In the Boston area, five Brazilian newspapers issued a statement to counter da Rocha's position.

"We support the 2010 Census unconditionally because we believe it is the best and safest way to learn the real size of the Brazilian community," said the statement published by the New England Ethnic News website and signed by A Noticia, A Semana, Brazilian Times, Metropolitan Brazilian News, and Jornal dos Sports USA.

Fausto da Rocha's critics believe most Brazilians will end up supporting the Census count. But they admit da Rocha's strong endorsement of the boycott will have its impact.

"People began to form their opinions on the Census once Fausto went on the radio," acknowledged Paulo Monauer, editor and publisher of the Portuguese-language Jornal dos Sports USA paper in Massachusetts.

It's believed that as many as 300,000 Brazilians live in Massachusetts alone, and that as many as four-fifths of them may be undocumented.

Among Spanish-speaking Latinos in the Boston area, boycott support still seems limited, though press coverage has spread awareness, said Marcela García, editor of newspaper El Planeta.

However, she believed the boycott "has a lot of potential to gain more momentum" since so many Latino immigrants feel increasingly "fed-up and desperate" with the stalled immigration overhaul.

In Atlanta, the boycott still seems largely confined to certain Latino pastors and their loyal evangelical flocks, but the U.S. Census Bureau has been too timid in confronting Rev. Rivera, said Judith Martinez-Sadri, editor-in-chief of the Atlanta Latino newspaper.

"This gentleman has gotten ahead of them," she said, adding that the Rev. Rivera was on an Atlanta-area religious radio program this month that received dozens of calls.

García, of El Planeta, agreed the Census Bureau should rise to the challenge. "I would have expected them to come out with a more forceful reaction," she said.

In fact, the task of arguing against the boycott has mostly been taken up by Latino leaders outside of government.

In New York City this summer for example, Rev. Rivera appeared on WABC-TV, in a televised debate with Angelo Falcón, a well-known Latino political analyst who argued the "con" position against the boycott, to Rivera's "pro."

The boycott has surfaced again and again in recent ethnic media reporting on Census 2010.

In Philadelphia, for example, when the Al Día newspaper invited Census Bureau officials to an event, a reporter peppered Fernando Armstrong, regional director, with boycott questions.

"It's a distraction" that could be harmful, admitted Armstrong.

He warned that hundreds of billions of dollars in federal funding are channeled annually based on Census figures. He added that Latinos, as the country's fastest-growing demographic group, stand to gain access to greater political clout and dollars with a proper count.

Major Spanish-language television broadcasters such as Univision, Telemundo and Azteca America are vocal Census 2010 supporters. Telemundo for example, launched a national initiative: "¡Hazte Contar!" or "Be Counted!" to increase awareness and participation.

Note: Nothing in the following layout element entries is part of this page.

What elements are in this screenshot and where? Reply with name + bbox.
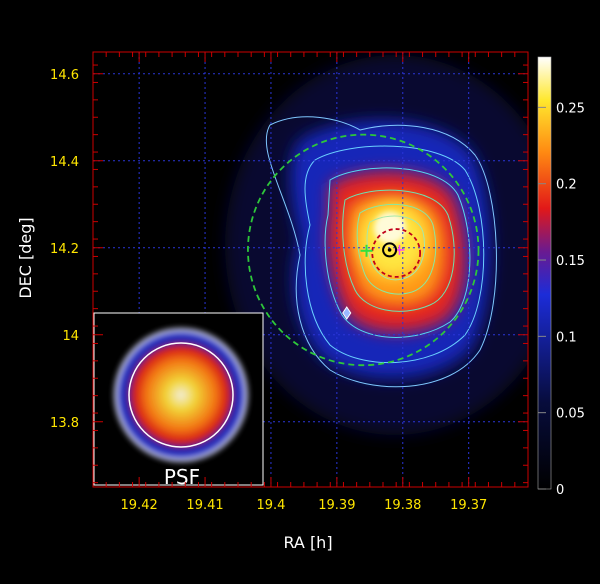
- colorbar-tick-label: 0.2: [556, 178, 577, 193]
- colorbar-tick-label: 0.25: [556, 101, 585, 116]
- plot-frame: [92, 51, 529, 488]
- y-axis-ticks: 14.6 14.4 14.2 14 13.8: [50, 64, 528, 484]
- x-tick-label: 19.38: [384, 498, 421, 513]
- psf-label: PSF: [164, 465, 200, 489]
- diamond-marker: [342, 306, 352, 320]
- y-tick-label: 14: [62, 329, 79, 344]
- x-tick-label: 19.39: [318, 498, 355, 513]
- x-axis-title: RA [h]: [283, 533, 332, 552]
- small-red-dashed-circle: [371, 228, 422, 278]
- diamond-shape: [342, 306, 352, 320]
- colorbar-tick-label: 0.1: [556, 330, 577, 345]
- x-tick-label: 19.41: [186, 498, 223, 513]
- x-tick-label: 19.42: [121, 498, 158, 513]
- large-green-dashed-circle: [247, 133, 480, 367]
- colorbar: [537, 56, 552, 490]
- psf-contour: [128, 342, 234, 448]
- y-tick-label: 14.2: [50, 242, 79, 257]
- circled-dot-center: [387, 248, 392, 252]
- contours: [265, 116, 497, 388]
- colorbar-tick-label: 0.05: [556, 407, 585, 422]
- circled-dot-ring: [382, 242, 398, 258]
- x-tick-label: 19.4: [256, 498, 285, 513]
- colorbar-ticks: 0.25 0.2 0.15 0.1 0.05 0: [538, 101, 585, 498]
- green-cross-marker: [360, 244, 373, 257]
- psf-inset: PSF: [93, 312, 264, 489]
- colorbar-tick-label: 0.15: [556, 254, 585, 269]
- y-tick-label: 13.8: [50, 416, 79, 431]
- excess-map: [225, 55, 528, 435]
- y-tick-label: 14.4: [50, 155, 79, 170]
- x-tick-label: 19.37: [450, 498, 487, 513]
- circled-dot-marker: [382, 242, 398, 258]
- colorbar-tick-label: 0: [556, 483, 564, 498]
- y-axis-title: DEC [deg]: [16, 217, 35, 298]
- x-axis-ticks: 19.42 19.41 19.4 19.39 19.38 19.37: [92, 52, 529, 513]
- y-tick-label: 14.6: [50, 68, 79, 83]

Similarly, Azteca America is promoting a "Yo Cuento" or "I Count" campaign in the Bay Area.

But aside from covering the boycott as a news story, the networks are against the boycott.

"We support that the people be counted," said Helder Rodriguez, operations manager at Azteca America in San Francisco. As for the boycott, "we only see it as news, we're not promoting it."

For his part, Rev. Rivera, whose organization claims 20,000 associated churches in 34 states, believes Hispanic media has not yet given the Census boycott its due share of airtime.